“Killers of The Flower Moon”, the breath of the great film

When Martin Scorsese, Robert de Niro and Leonardo DiCaprio loom on the Croisette as a trio of aces, it inevitably creates the event. Onlookers were shouting on Saturday and moviegoers rushed to the Palace on Killers of the Flower Moon, jostling in the queues under the crowd of umbrellas. For the first time, the filmmaker of Gangs of New York brought together his two favorite actors on screen, retracing the symbolic course of his fruitful career, with testamentary accents.

Remember that Scorsese had received the Palme d’or here for Taxi Driver in 1976 as well as the directing prize ten years later for After Hours. He chaired the jury in 1998, but no longer launched a film on La Croisette. The mythical American filmmaker was desired. This year, he wanted to give a boost to Cannes, bastion of the big screen more than elsewhere. Like Almodovar who presented his western at the start of the festival, this is the first time that “Marty” has touched on this iconic American genre.

Adapted from the historically researched novel by David Grant which DiCaprio had suggested the filmmaker read, this film was presented out of competition according to Scorsese’s wishes. This manifest work is part of the current recognition of the crimes suffered by the first inhabitants of the country. Scorsese has never finished exploring the American DNA woven of violence and greed. He dives into it again with his legendary dexterity, striking images, a love of the native population staged.

A hundred years ago, the tragic story evokes that of the Osage tribe in Oklahoma, whose members were executed in cold blood or slowly poisoned after oil was discovered on their land. They had hit the jackpot and were strutting around in villas spending their tickets. Crooked whites and various desperadoes flocked to profit from the hoard, play the colt or marry their wives for the purpose of inheritance. Investigations were carried out very late in order to lock up the culprits.

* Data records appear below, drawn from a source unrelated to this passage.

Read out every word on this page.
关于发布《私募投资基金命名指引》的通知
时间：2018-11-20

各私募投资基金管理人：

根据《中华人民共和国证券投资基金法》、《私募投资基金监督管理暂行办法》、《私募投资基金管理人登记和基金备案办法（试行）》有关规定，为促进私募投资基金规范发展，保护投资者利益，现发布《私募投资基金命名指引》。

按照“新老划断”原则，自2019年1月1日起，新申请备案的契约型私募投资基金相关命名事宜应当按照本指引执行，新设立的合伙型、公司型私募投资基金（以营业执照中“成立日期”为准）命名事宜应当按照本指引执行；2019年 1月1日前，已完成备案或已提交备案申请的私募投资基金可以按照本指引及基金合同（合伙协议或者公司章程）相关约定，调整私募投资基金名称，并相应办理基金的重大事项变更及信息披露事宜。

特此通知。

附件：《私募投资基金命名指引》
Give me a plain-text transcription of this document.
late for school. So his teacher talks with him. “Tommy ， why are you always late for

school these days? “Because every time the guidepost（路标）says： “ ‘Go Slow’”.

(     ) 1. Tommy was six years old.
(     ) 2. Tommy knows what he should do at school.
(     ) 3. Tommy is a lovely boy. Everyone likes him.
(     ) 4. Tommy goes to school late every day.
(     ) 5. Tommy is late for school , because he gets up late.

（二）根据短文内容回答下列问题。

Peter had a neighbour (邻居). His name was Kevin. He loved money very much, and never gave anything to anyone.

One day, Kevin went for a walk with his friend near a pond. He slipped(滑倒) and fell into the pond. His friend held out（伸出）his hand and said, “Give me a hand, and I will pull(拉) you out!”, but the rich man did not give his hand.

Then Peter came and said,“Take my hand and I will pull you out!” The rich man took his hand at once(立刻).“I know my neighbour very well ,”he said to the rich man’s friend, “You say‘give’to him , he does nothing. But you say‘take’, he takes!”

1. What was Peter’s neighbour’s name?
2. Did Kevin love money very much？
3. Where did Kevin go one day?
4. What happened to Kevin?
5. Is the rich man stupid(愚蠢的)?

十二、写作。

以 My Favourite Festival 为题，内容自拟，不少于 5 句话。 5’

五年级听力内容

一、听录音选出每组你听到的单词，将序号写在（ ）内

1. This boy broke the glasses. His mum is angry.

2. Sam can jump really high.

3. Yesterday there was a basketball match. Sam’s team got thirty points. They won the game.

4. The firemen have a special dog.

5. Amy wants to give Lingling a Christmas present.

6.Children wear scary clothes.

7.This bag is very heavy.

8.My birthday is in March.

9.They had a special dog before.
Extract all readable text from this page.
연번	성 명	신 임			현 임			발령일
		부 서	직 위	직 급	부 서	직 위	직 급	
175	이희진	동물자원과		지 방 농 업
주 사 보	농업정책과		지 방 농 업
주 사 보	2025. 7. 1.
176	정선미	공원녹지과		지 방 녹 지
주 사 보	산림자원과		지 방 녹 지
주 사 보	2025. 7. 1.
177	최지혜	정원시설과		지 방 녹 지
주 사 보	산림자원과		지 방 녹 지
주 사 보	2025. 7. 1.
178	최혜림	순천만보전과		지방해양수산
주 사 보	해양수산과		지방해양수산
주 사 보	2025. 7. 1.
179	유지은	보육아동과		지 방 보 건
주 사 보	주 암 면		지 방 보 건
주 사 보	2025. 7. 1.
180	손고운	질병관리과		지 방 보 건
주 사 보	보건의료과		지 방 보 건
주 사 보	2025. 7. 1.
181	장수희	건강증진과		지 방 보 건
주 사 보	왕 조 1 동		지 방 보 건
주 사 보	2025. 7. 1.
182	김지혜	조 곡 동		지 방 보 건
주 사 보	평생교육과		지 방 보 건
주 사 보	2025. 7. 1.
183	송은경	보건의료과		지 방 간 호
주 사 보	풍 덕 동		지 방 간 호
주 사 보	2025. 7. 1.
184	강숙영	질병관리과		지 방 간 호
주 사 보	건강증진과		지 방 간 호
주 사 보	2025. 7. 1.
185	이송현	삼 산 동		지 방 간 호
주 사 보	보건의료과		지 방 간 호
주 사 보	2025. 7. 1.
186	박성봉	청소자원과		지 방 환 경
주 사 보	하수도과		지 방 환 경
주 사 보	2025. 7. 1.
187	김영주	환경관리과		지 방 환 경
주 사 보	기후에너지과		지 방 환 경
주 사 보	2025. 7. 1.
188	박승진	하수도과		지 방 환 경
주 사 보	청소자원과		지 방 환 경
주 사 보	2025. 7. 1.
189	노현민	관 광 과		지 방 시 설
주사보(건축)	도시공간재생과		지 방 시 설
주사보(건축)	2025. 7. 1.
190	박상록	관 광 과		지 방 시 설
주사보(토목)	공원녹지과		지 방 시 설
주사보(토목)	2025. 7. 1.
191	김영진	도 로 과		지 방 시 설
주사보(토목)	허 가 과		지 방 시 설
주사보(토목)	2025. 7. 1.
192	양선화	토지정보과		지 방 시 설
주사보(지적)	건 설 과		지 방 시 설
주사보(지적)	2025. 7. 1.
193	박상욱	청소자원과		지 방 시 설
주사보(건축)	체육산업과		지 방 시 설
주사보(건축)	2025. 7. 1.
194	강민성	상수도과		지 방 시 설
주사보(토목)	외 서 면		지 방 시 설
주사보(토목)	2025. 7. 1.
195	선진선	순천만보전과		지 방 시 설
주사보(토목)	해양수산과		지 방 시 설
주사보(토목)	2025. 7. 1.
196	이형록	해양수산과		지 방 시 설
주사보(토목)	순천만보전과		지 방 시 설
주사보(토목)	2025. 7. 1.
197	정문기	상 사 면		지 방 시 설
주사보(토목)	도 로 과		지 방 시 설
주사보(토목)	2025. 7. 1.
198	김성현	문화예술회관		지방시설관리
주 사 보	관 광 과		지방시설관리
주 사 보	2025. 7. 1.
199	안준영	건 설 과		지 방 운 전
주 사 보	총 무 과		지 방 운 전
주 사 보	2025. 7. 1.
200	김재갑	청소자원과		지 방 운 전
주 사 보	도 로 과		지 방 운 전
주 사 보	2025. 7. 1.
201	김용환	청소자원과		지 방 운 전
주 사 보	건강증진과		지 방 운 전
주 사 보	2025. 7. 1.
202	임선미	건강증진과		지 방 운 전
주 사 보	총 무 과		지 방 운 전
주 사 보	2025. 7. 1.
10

Here a false friend of the Osages, patron, king of the place and sinister scoundrel, Robert de Niro, at the top of his form, has everything of an old godfather of a time without faith or law. It took Scorsese to direct the interpreter of Taxi Driver. Leonardo DiCaprio is also great, but less charismatic than his counterpart as the King’s nephew who does his dirty work without knowing he is being manipulated. Lily Gladstone more apathetically portrays her loving and abused Native wife Molly.

Killers of the Flower Moon is haunted as much by the ferocity of the cowboys as by the poetry of native traditions brought to life. We feel the breath of the great film pass over him. With a duration of 3 h 26, alas! The filmmaker nevertheless stretches his sauce at the end of the game through less fruitful trial scenes. But with his immense qualities, he is predicted to have great audience successes

Western, therefore, but already modern. Model T Fords and other vehicles replaced the horses of yesteryear. On the newsreels, people watch black towns being devastated. The 20th century continues in its own way the genocidal work on the First Peoples started upstream. John Edgar Hoover at the head of the FBI, will get involved in the Affair of the Osage as head of the FBI destined to mark his century. Who really wanted to avenge the natives, aware themselves of being on the brink of the abyss? Locking up a few mobsters to calm people’s minds was enough in high places…

It is on a brilliant mechanics that Scorsese relies to camp his film in this desert of newly enriched, luxurious residences and indigenous ceremonies as mysterious as bewitching, as well as the omnipresent brutality. Certain images of owls announcing death to Osage women flirt with magical realism. Burned oil lands behind human silhouettes almost in Chinese shadows dazzle. The white and indigenous worlds marry here with ardor and incomprehension, under the lure of gain of some, the distress of others, also the love born of these marriages of interest. twilight song, Killers of The Flower Moon sheds light on contemporary inequities in the same breath, as the culture of assassination and racism persists in flourishing among the Southern Neighbors.

A great connoisseur of American popular music, Scorsese and Canadian composer Robbie Robertson, former guitarist of The Band, provide us with an anthology in which old blues, folk music, “work songs” and syncopated Aboriginal songs accompany a period work that is by turns bloody, sentimental and memorial. This western with aesthetically pleasing but striking sets and costumes also veers into a psychological thriller. Above all, this cry of denunciation resounds in an intimate way through the commitment of the filmmaker, who supports his message very strongly indeed at the very end of his work.

Odile Tremblay is the guest of the Cannes Film Festival.